On Wed, May 29, 2013 at 01:22:31PM +0800, Chang Lan wrote:
I am a Tor GSoC student who will be working on the pluggable transports this summer. My mentor is Steven and my co-mentor is George Kadianakis. It is great to be part of the Tor community!
Steven already kicked off the discussion about how to build better transports. The original project proposal[1] discussed the possibility of sending data over UDP with extra efforts to guarantee reliable in-order delivery. However, as George mentioned recently[3], ScrambleSuite[2] may already solve the issue of scanning resistance.
Given that ScrambleSuite is being deployed, improving protocol obfuscation will be my main focus. HTTP impersonation is really useful, since there are numerous HTTP proxy outside the censored region, while the number of bridges is quite limited.

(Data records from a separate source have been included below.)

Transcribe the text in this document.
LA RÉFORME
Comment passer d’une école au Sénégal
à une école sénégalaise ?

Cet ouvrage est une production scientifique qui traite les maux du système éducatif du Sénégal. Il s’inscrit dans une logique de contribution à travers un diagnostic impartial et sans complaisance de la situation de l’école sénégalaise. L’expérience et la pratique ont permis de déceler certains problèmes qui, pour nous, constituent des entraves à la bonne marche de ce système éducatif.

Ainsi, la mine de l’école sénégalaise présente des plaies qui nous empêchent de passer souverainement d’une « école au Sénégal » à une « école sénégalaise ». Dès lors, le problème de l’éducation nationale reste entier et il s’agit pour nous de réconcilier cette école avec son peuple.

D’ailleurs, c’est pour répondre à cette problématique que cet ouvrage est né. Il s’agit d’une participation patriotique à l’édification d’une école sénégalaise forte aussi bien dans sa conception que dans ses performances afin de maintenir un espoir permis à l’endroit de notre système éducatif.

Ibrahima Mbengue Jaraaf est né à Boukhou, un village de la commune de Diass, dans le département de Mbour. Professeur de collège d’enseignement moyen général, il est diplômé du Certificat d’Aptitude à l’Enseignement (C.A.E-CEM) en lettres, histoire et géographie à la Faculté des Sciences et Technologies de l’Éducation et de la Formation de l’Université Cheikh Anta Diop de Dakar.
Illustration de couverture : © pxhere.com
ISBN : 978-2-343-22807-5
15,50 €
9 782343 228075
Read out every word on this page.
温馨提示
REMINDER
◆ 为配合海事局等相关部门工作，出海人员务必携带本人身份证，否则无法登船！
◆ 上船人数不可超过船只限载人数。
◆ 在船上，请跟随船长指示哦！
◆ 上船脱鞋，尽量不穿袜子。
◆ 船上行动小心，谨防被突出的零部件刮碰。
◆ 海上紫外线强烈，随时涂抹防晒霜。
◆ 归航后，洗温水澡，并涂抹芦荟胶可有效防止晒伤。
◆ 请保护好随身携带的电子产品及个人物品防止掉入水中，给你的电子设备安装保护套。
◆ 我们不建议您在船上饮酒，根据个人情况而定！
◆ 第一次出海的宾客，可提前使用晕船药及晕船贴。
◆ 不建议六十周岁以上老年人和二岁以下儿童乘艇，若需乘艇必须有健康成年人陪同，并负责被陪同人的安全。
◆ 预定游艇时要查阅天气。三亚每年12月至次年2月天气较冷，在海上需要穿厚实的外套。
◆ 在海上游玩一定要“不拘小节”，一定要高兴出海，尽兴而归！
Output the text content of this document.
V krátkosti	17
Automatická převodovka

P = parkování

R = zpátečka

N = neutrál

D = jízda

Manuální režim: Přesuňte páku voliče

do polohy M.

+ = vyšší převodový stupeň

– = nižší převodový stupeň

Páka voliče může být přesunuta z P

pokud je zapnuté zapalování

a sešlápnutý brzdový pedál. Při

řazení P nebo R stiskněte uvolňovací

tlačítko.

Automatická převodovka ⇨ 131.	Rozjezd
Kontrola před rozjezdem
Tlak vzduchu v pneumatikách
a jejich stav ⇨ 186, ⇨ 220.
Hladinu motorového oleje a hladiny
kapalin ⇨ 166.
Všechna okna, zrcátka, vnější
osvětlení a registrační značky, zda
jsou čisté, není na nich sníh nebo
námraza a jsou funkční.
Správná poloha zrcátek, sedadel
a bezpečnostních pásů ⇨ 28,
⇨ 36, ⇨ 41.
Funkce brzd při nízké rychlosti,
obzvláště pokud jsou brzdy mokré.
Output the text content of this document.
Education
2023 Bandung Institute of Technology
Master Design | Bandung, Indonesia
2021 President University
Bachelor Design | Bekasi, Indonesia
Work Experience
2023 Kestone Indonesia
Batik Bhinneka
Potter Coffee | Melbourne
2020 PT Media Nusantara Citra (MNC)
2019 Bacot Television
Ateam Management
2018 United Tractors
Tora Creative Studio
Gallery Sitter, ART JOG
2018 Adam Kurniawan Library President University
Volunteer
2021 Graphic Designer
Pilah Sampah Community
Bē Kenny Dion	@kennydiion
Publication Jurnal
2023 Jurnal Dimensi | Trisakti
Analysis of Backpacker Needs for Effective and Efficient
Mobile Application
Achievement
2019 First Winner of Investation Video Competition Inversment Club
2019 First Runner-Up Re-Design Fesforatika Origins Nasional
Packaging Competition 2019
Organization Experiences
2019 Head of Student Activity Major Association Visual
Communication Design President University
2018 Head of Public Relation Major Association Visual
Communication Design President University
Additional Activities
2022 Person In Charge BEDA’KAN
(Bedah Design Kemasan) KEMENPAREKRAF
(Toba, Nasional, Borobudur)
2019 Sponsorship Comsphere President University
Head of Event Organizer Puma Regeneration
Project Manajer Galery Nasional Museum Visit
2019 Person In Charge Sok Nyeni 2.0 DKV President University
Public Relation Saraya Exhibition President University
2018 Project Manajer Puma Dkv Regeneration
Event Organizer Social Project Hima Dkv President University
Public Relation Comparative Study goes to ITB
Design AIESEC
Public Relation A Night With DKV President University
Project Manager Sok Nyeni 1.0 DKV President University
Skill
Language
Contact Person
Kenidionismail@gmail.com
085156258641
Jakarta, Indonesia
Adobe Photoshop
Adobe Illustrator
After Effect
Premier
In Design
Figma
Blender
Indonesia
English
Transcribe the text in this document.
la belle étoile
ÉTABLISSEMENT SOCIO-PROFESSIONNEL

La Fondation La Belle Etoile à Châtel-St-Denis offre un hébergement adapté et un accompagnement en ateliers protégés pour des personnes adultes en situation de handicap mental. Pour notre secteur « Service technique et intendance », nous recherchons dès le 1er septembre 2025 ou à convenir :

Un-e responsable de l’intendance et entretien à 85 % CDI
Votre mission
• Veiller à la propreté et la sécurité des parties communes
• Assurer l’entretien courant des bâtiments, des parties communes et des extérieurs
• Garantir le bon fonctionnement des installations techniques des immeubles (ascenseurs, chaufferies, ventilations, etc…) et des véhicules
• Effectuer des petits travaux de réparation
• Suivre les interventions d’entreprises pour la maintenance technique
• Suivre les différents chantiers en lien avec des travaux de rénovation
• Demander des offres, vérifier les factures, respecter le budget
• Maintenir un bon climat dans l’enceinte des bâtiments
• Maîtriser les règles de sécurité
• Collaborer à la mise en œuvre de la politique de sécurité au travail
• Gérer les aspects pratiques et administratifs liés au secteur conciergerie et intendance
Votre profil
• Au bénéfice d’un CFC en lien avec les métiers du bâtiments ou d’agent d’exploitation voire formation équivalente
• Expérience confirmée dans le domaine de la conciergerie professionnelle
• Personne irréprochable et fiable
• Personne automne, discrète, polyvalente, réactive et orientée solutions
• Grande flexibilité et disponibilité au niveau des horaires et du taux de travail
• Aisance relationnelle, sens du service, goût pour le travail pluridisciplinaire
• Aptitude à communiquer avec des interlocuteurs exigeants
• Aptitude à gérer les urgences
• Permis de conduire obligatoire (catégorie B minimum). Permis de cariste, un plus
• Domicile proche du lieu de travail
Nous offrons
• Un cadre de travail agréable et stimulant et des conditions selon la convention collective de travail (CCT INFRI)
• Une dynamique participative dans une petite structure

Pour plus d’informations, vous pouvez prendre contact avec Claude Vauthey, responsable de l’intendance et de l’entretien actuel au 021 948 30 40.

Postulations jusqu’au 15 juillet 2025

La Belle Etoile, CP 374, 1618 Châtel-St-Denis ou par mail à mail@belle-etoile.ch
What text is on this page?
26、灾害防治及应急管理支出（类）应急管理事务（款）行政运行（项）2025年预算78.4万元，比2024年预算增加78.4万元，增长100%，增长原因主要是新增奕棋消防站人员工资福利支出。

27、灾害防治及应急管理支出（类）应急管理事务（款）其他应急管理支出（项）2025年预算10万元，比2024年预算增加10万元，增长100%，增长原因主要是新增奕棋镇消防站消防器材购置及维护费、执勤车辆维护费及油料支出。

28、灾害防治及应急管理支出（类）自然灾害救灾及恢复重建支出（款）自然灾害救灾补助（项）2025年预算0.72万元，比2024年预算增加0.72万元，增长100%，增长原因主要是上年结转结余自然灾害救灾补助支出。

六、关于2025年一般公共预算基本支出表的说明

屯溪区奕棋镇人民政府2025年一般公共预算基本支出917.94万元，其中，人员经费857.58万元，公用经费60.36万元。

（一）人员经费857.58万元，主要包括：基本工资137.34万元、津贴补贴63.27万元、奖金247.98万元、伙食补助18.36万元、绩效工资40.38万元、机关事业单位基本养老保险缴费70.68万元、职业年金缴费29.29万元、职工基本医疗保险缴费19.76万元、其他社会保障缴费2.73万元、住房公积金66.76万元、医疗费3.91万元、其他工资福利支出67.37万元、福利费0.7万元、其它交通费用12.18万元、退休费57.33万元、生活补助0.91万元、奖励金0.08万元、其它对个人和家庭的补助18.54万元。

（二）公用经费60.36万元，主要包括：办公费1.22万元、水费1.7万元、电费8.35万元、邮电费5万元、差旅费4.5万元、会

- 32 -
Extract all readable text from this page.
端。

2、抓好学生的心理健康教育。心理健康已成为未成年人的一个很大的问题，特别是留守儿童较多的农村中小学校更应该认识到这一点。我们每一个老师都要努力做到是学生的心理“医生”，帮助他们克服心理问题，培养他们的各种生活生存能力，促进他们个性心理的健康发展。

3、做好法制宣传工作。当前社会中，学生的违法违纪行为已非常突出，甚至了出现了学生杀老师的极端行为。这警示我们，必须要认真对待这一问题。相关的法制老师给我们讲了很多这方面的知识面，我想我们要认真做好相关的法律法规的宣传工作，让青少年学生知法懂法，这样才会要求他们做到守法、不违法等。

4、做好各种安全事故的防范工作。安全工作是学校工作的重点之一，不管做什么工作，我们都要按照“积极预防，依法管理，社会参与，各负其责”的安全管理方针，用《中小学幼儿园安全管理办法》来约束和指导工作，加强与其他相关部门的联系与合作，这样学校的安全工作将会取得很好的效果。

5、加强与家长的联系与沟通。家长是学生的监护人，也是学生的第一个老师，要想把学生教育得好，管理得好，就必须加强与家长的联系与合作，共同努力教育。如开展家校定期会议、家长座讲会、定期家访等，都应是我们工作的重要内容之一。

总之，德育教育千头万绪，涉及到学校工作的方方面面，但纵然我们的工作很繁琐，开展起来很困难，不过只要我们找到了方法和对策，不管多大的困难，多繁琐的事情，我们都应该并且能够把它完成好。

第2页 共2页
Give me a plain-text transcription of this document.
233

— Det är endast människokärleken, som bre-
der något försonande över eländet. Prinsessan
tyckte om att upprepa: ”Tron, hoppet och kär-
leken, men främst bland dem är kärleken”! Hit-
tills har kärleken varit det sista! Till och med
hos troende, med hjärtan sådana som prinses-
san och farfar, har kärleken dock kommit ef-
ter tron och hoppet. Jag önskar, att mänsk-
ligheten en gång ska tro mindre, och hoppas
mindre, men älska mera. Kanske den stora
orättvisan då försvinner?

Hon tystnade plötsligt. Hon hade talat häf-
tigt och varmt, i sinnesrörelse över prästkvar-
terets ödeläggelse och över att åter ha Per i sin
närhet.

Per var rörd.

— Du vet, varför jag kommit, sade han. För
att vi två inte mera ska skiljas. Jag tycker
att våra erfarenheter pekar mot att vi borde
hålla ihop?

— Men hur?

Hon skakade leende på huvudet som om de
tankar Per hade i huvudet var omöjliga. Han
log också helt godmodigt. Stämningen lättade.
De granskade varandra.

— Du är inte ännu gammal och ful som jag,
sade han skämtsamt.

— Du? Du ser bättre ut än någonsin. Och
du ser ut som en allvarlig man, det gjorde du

What I'm gonna be doing during the summer is implementing a good enough HTTP impersonation based on pluggable transports specification. There are still many open questions indeed. Discussions are more than welcome!
Hi Chang! I want to make sure you know about a transport based on WebSocket that we hope to have deployed in the near future. A WebSocket bridge is already running; it's what browser-based flash proxies talk to. (Flash proxy is a circumvention system for IP obfuscation, not protocol obfuscation.) https://crypto.stanford.edu/flashproxy/ However, you can connect directly to a WebSocket bridge as a client, without going through a flash proxy. https://gitweb.torproject.org/flashproxy.git/blob/e4f3ced2:/doc/websocket-tr... https://gitweb.torproject.org/flashproxy.git/tree/e4f3ced2:/websocket-transp... Our conjecture is that WebSocket looks enough like HTTP to evade protocol filters, at least for a while. (WebSocket starts with an HTTP header.)